I remember that because of the air attack by Japanese air-planes during the Anti-Japanese War, my school was evacuated to the nearby county. During winter vocation or summer holidays, on my way home my classmates and I walked in little knots on the long sluggish road. We walked and walked, wearily and dully. Suddenly, one of us firstly saw the ancient banyan tree on the hill. In spite of an obscure silhouette, we all could not help crying out: “We are home!”, just like Columbus discovered the new continent.
Then we pressed forward to quicken our pace unconsciously. We walked and walked, quickly and vigorously. As the shadow of the old banyan tree became clearer, it was really like an old man standing on top of the hill and greeting us at our return.
I still remember, when I was small, I highly liked bringing some books with me as a pillow. Lying on the grass under the big banyan, my mind was filled with free fantasies. In the sunlight, the slight scents of wild flowers like the rice wine in my hometown intoxicated me.
I also remember that at the days after every Spring Festival, we had the custom to fly kites in my hometown. The competition site for children was the hill top, where all kinds of kite flew high in the sky, one above the other.

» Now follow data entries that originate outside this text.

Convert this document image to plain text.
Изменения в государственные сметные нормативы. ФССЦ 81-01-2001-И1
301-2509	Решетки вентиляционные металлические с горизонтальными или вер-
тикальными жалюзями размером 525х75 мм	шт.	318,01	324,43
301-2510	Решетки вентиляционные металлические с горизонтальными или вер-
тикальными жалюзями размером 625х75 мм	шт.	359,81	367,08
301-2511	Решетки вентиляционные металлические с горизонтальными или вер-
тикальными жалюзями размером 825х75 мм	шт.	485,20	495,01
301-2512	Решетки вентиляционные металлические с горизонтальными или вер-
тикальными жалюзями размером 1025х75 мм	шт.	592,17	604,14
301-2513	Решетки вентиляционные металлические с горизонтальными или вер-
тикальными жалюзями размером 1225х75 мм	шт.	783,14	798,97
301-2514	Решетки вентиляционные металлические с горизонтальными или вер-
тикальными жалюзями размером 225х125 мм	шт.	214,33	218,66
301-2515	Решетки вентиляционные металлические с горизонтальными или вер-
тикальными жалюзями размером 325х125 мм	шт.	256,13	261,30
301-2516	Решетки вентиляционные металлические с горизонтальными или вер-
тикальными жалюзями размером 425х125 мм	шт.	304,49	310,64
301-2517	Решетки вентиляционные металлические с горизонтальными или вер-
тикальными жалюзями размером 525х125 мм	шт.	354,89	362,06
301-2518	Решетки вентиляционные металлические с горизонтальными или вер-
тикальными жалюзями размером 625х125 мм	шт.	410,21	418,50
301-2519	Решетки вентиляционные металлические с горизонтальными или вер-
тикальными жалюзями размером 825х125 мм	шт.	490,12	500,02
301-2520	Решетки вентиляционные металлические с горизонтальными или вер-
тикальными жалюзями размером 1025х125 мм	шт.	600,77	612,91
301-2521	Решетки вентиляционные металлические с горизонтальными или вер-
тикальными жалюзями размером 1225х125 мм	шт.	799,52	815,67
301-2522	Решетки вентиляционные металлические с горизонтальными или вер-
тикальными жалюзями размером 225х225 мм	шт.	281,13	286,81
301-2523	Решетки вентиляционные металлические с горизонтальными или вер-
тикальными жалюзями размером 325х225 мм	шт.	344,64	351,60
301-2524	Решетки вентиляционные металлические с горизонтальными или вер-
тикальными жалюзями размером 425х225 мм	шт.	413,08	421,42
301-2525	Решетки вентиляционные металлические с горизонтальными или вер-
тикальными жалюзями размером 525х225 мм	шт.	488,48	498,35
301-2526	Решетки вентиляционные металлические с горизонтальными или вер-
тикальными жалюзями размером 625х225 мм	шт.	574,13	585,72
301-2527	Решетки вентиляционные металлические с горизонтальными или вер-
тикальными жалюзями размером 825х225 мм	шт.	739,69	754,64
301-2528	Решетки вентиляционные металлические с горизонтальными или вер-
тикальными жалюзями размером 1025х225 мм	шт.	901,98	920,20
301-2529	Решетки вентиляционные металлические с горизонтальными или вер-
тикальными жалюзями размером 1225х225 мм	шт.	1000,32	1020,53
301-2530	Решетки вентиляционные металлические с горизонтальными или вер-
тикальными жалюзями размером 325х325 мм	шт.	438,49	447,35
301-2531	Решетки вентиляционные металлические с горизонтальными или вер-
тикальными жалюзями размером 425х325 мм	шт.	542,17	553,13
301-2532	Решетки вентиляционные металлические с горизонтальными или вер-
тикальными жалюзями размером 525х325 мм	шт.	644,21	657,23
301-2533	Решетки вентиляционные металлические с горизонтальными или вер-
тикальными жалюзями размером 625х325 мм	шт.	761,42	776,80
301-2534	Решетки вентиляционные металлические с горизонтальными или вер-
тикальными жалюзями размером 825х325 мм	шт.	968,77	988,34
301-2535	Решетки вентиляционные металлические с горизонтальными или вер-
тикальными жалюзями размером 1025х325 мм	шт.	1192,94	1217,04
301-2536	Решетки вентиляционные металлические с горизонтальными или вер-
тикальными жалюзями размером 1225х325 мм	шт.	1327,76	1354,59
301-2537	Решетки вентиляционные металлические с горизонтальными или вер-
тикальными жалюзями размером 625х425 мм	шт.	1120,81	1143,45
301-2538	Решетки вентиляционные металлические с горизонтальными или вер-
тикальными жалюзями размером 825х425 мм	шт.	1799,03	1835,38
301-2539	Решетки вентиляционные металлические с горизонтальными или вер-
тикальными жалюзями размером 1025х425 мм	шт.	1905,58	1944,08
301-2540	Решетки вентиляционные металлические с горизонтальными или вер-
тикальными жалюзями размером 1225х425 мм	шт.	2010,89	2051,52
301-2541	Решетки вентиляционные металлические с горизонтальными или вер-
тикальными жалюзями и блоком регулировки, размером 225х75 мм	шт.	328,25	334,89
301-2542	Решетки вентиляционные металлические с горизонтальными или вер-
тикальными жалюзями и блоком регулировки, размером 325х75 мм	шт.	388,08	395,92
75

Among them my colorful butterfly kite appeared distinctly lightsome and graceful in the boundless sky.
However, unfortunately once my butterfly kite was tangled by the tree top of the giant banyan when I winded the thread. My thread broken and my kite hung there,
fluttering in the wind.
As many years having pasted, I left my hometown further and further away and the time grew longer and longer. But I always felt that my kite was still hanging on the banyan tree top.
In Taiwan, every time I thought of my hometown, I would certainly think of the nameless small hill and the old banyan. I would then think of my kite that seemed still on top of the tree. Thus I had a sense of pain of missing that was tricky to describe and hard to dispel. It seemed as if my wandering heart was also hanging on top of the tree on the remote bank across Taiwan Straits.
Taiwan has many mountains. I had visited all the mountains from the Datun Mountain in the north, the Ali Mountain in the middle to the Gu Mountain and the Qi Mountain in the south. These famous mountains overseas do have their own unique features, but I still find myself attracted only to that nameless little hill in my hometown. As time goes on and I grow older, I feel increasingly strong yearning toward my hometown.
Perhaps it was in the spring of 1953. One weekend, my wife and I took a walk over a small hill near the reservoir in Taibei.
It was a lovely day. The sunlight dripped through the dense green forest like warm drops. We walked along the path with short grass to the top of the hill. Then we had a rest under the flame tree covered with red blossom. While my wife was seating, feasting on the beautiful landscape below the hill, I lay on the grass with my head pillowing on my arms and a leaf of fig tree between my lips. The fragrance of early ripened rice wafted by a breeze made me drunk, and I started to know the crops on Taibei Plains was ready for harvesting.
I suddenly felt as if I had again returned my hometown across the straits and were lying on that nameless small hill under that old banyan.
I spontaneously cast up my eyes to the top of the fig: the red phoenix flowers were waving softly in the breeze. But where was my kite? The colorful butterfly kite on the treetop, where was it?
I turned over and sat up, sighing involuntarily.
My wife had never been to the mainland, not to speak of my hometown, but she knew my thoughts about that nameless little hill, about that ancient banyan and about my lost kite which she had heard me say more than once all these years.
“I know why you release a sigh...” she said looking at me.
On the way down the hill, we both said nothing. Only the chirp of insects from the two sides of the path edged with grass could be heard near and far.
My wife suddenly stopped looking back to the flame tree on the top of the hill and said “I think I can understand…” as mush to me as to herself.